Extracellular vesicles characterization by Raman Spectroscopy and SPRi

Extracellular vesicles are nanoscaled membrane vesicles released by multiple cell types under both physiological and pathological conditions. Together with microparticles and exosomes, they are considered interesting cargoes for bioactive molecules useful in the intercellular paracrine communication. Their remarkable potentialities in diagnostics and therapeutic treatment of multiple complex diseases such as degenerative diseases of permanent tissues (i.e. central nervous system and muscles) make their deep characterization urgent. LABION is currently working at the biochemical characterization of extracellular vesicles released from cultured mesenchymal stem cells and present in accessible biofluids by Raman spectroscopy and of circulating extracellular vesicles involved in neurodegenerative diseases by SPRi. immagine-x-pagina-labion - Raman spectroscopy is an interesting new approach for vesicle characterization as it allows the evaluation of their overall chemical composition from a tiny volume of sample avoiding vesicle labeling. We propose the use of Raman spectroscopy both as rapid quality check tool of vesicles to be used for in vitro or in vivo experiments and as biochemical characterization method.

One of Labion team’s ongoing projects is aimed at the characterization of vesicles isolated by ultracentrifugation from the conditioned medium of human mesenchymal stem cells cultured as monolayer in vitro in serum-deprived conditions. We have demonstrated the ability of the method to successfully detect the main constituents of the isolated vesicles (Gualerzi et al, 2017, Sci Rep). More recently, we have also demonstrated that Raman Spectroscopy represents a valuable and quick tool to assess purity of extracellular vesicle preparations and predict their functionality (Gualerzi et al, 2019, JEV).

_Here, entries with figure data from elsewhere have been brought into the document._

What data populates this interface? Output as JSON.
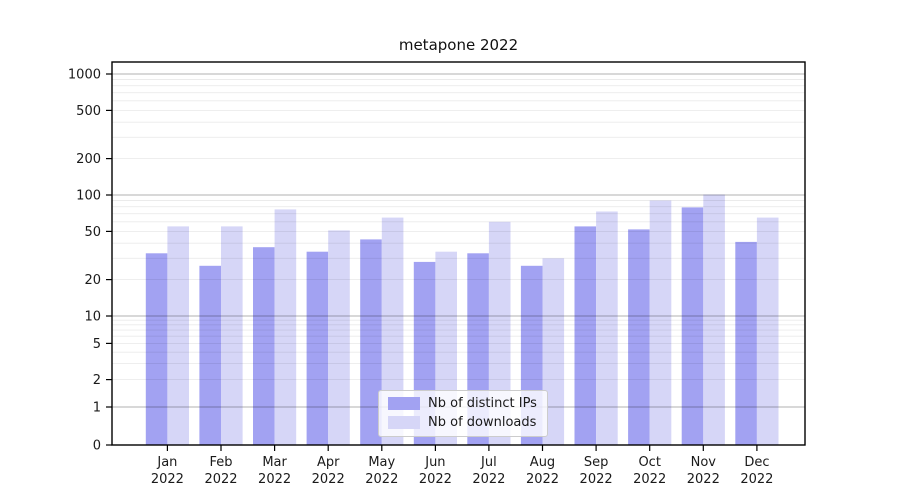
{
  "figure": {
    "title": "metapone 2022"
  },
  "chart_data": {
    "type": "bar",
    "title": "metapone 2022",
    "categories": [
      "Jan 2022",
      "Feb 2022",
      "Mar 2022",
      "Apr 2022",
      "May 2022",
      "Jun 2022",
      "Jul 2022",
      "Aug 2022",
      "Sep 2022",
      "Oct 2022",
      "Nov 2022",
      "Dec 2022"
    ],
    "series": [
      {
        "name": "Nb of distinct IPs",
        "color": "#a2a2f2",
        "values": [
          33,
          26,
          37,
          34,
          43,
          28,
          33,
          26,
          55,
          52,
          79,
          41
        ]
      },
      {
        "name": "Nb of downloads",
        "color": "#d6d6f7",
        "values": [
          55,
          55,
          76,
          51,
          65,
          34,
          60,
          30,
          73,
          90,
          101,
          65
        ]
      }
    ],
    "xlabel": "",
    "ylabel": "",
    "yscale": "symlog",
    "y_ticks": [
      0,
      1,
      2,
      5,
      10,
      20,
      50,
      100,
      200,
      500,
      1000
    ],
    "ylim": [
      0,
      1250
    ],
    "grid": "on",
    "grid_minor": "on",
    "legend_position": "lower-center-inside",
    "colors": {
      "bar_distinct_ips": "#a2a2f2",
      "bar_downloads": "#d6d6f7",
      "grid_major": "#b0b0b0",
      "grid_minor": "#ebebeb",
      "axis": "#000000",
      "text": "#1a1a1a"
    }
  }
}
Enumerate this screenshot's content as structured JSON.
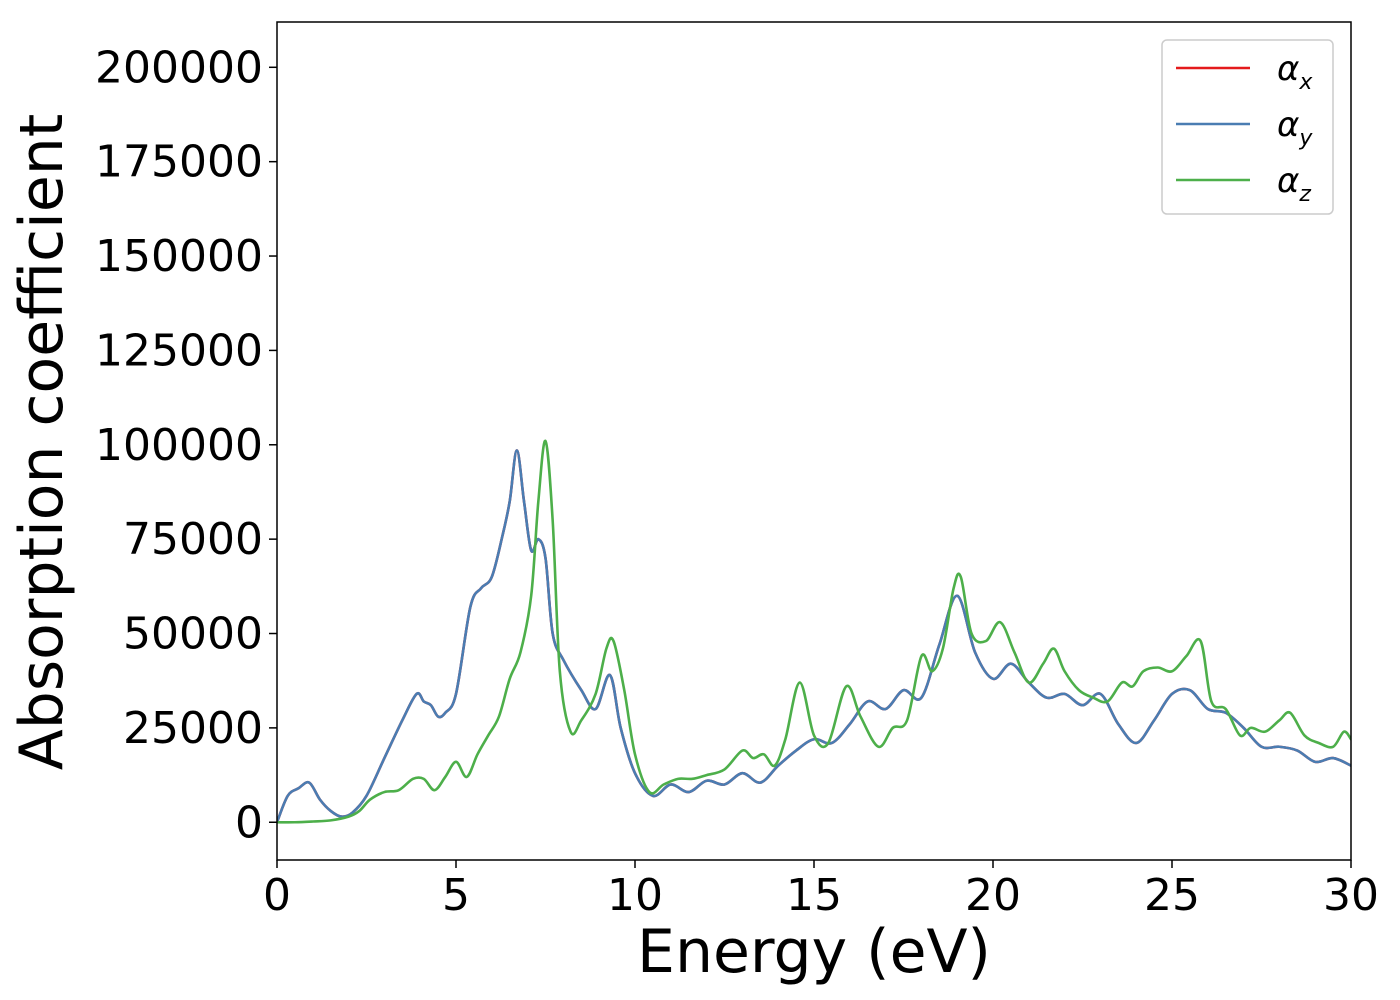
{
  "chart_data": {
    "type": "line",
    "xlabel": "Energy (eV)",
    "ylabel": "Absorption coefficient",
    "xlim": [
      0,
      30
    ],
    "ylim": [
      -10000,
      212000
    ],
    "xticks": [
      0,
      5,
      10,
      15,
      20,
      25,
      30
    ],
    "xtick_labels": [
      "0",
      "5",
      "10",
      "15",
      "20",
      "25",
      "30"
    ],
    "yticks": [
      0,
      25000,
      50000,
      75000,
      100000,
      125000,
      150000,
      175000,
      200000
    ],
    "ytick_labels": [
      "0",
      "25000",
      "50000",
      "75000",
      "100000",
      "125000",
      "150000",
      "175000",
      "200000"
    ],
    "grid": false,
    "legend_position": "top-right",
    "series": [
      {
        "name": "α_x",
        "legend_base": "α",
        "legend_sub": "x",
        "color": "#e41a1c",
        "x": [
          0,
          0.3,
          0.6,
          0.9,
          1.2,
          1.5,
          1.8,
          2.1,
          2.5,
          3.0,
          3.5,
          3.9,
          4.1,
          4.3,
          4.5,
          4.7,
          5.0,
          5.4,
          5.7,
          6.0,
          6.3,
          6.5,
          6.7,
          6.9,
          7.1,
          7.3,
          7.5,
          7.7,
          8.0,
          8.5,
          8.9,
          9.3,
          9.6,
          10.0,
          10.5,
          11.0,
          11.5,
          12.0,
          12.5,
          13.0,
          13.5,
          14.0,
          14.5,
          15.0,
          15.5,
          16.0,
          16.5,
          17.0,
          17.5,
          18.0,
          18.5,
          19.0,
          19.5,
          20.0,
          20.5,
          21.0,
          21.5,
          22.0,
          22.5,
          23.0,
          23.5,
          24.0,
          24.5,
          25.0,
          25.5,
          26.0,
          26.5,
          27.0,
          27.5,
          28.0,
          28.5,
          29.0,
          29.5,
          30.0
        ],
        "y": [
          0,
          7000,
          9000,
          10500,
          6000,
          3000,
          1500,
          2500,
          7000,
          17000,
          27000,
          34000,
          32000,
          31000,
          28000,
          29000,
          34000,
          57000,
          62000,
          65000,
          76000,
          85000,
          98500,
          85000,
          72000,
          75000,
          70000,
          50000,
          43000,
          35000,
          30000,
          39000,
          25000,
          13000,
          7000,
          10000,
          8000,
          11000,
          10000,
          13000,
          10500,
          15000,
          19000,
          22000,
          21000,
          26000,
          32000,
          30000,
          35000,
          33000,
          47000,
          60000,
          45000,
          38000,
          42000,
          37000,
          33000,
          34000,
          31000,
          34000,
          26000,
          21000,
          27000,
          34000,
          35000,
          30000,
          29000,
          25000,
          20000,
          20000,
          19000,
          16000,
          17000,
          15000
        ]
      },
      {
        "name": "α_y",
        "legend_base": "α",
        "legend_sub": "y",
        "color": "#4a7db2",
        "x": [
          0,
          0.3,
          0.6,
          0.9,
          1.2,
          1.5,
          1.8,
          2.1,
          2.5,
          3.0,
          3.5,
          3.9,
          4.1,
          4.3,
          4.5,
          4.7,
          5.0,
          5.4,
          5.7,
          6.0,
          6.3,
          6.5,
          6.7,
          6.9,
          7.1,
          7.3,
          7.5,
          7.7,
          8.0,
          8.5,
          8.9,
          9.3,
          9.6,
          10.0,
          10.5,
          11.0,
          11.5,
          12.0,
          12.5,
          13.0,
          13.5,
          14.0,
          14.5,
          15.0,
          15.5,
          16.0,
          16.5,
          17.0,
          17.5,
          18.0,
          18.5,
          19.0,
          19.5,
          20.0,
          20.5,
          21.0,
          21.5,
          22.0,
          22.5,
          23.0,
          23.5,
          24.0,
          24.5,
          25.0,
          25.5,
          26.0,
          26.5,
          27.0,
          27.5,
          28.0,
          28.5,
          29.0,
          29.5,
          30.0
        ],
        "y": [
          0,
          7000,
          9000,
          10500,
          6000,
          3000,
          1500,
          2500,
          7000,
          17000,
          27000,
          34000,
          32000,
          31000,
          28000,
          29000,
          34000,
          57000,
          62000,
          65000,
          76000,
          85000,
          98500,
          85000,
          72000,
          75000,
          70000,
          50000,
          43000,
          35000,
          30000,
          39000,
          25000,
          13000,
          7000,
          10000,
          8000,
          11000,
          10000,
          13000,
          10500,
          15000,
          19000,
          22000,
          21000,
          26000,
          32000,
          30000,
          35000,
          33000,
          47000,
          60000,
          45000,
          38000,
          42000,
          37000,
          33000,
          34000,
          31000,
          34000,
          26000,
          21000,
          27000,
          34000,
          35000,
          30000,
          29000,
          25000,
          20000,
          20000,
          19000,
          16000,
          17000,
          15000
        ]
      },
      {
        "name": "α_z",
        "legend_base": "α",
        "legend_sub": "z",
        "color": "#4daf4a",
        "x": [
          0,
          0.5,
          1.0,
          1.5,
          2.0,
          2.3,
          2.6,
          3.0,
          3.4,
          3.8,
          4.1,
          4.4,
          4.7,
          5.0,
          5.3,
          5.6,
          5.9,
          6.2,
          6.5,
          6.8,
          7.1,
          7.3,
          7.5,
          7.7,
          7.9,
          8.2,
          8.5,
          8.9,
          9.2,
          9.4,
          9.7,
          10.0,
          10.4,
          10.8,
          11.2,
          11.6,
          12.0,
          12.5,
          13.0,
          13.3,
          13.6,
          13.9,
          14.2,
          14.6,
          15.0,
          15.4,
          15.9,
          16.3,
          16.8,
          17.2,
          17.6,
          18.0,
          18.3,
          18.6,
          18.9,
          19.1,
          19.4,
          19.8,
          20.2,
          20.6,
          21.0,
          21.4,
          21.7,
          22.0,
          22.4,
          22.8,
          23.2,
          23.6,
          23.9,
          24.2,
          24.6,
          25.0,
          25.4,
          25.8,
          26.1,
          26.5,
          26.9,
          27.2,
          27.6,
          28.0,
          28.3,
          28.7,
          29.1,
          29.5,
          29.8,
          30.0
        ],
        "y": [
          0,
          0,
          200,
          500,
          1500,
          3000,
          6000,
          8000,
          8500,
          11500,
          11500,
          8500,
          12000,
          16000,
          12000,
          18000,
          23000,
          28000,
          38000,
          45000,
          60000,
          85000,
          101000,
          80000,
          40000,
          24000,
          27000,
          34000,
          46000,
          48000,
          35000,
          18000,
          8000,
          10000,
          11500,
          11500,
          12500,
          14000,
          19000,
          17000,
          18000,
          15000,
          22000,
          37000,
          23000,
          21000,
          36000,
          28000,
          20000,
          25000,
          27000,
          44000,
          40000,
          46000,
          62000,
          65000,
          50000,
          48000,
          53000,
          45000,
          37000,
          42000,
          46000,
          40000,
          35000,
          33000,
          32000,
          37000,
          36000,
          40000,
          41000,
          40000,
          44000,
          48000,
          32000,
          30000,
          23000,
          25000,
          24000,
          27000,
          29000,
          23000,
          21000,
          20000,
          24000,
          22000
        ]
      }
    ]
  }
}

- SPRi (Surface Plasmon Resonance imaging) is an analytical technique able to detect variations in the mass adsorbed on top of a gold–coated chip, occurring in a layer of about 200 nm from the surface, as a result of interaction between probe molecules immobilized on the chip and capture target molecules.

We propose the use of  SPRi to facilitate extracellular vesicles applied research, allowing the study of the interactions between vesicles and specific biomolecules. Taking advantage of SPRi technology, we aim to simultaneously detect several markers on extracellular vesicles’ membrane with high sensitivity using the mass of the membrane as a source of amplification of the signal.

In particular, we have designed  a SPRi-based platform for the detection and characterization of multiple vesicle populations of neural origin directly in the blood, paving the road toward more precise clinical studies on the use of vesicles as potential biomarkers of neurodegenerative diseases (Picciolini et al, 2018, Anal Chem).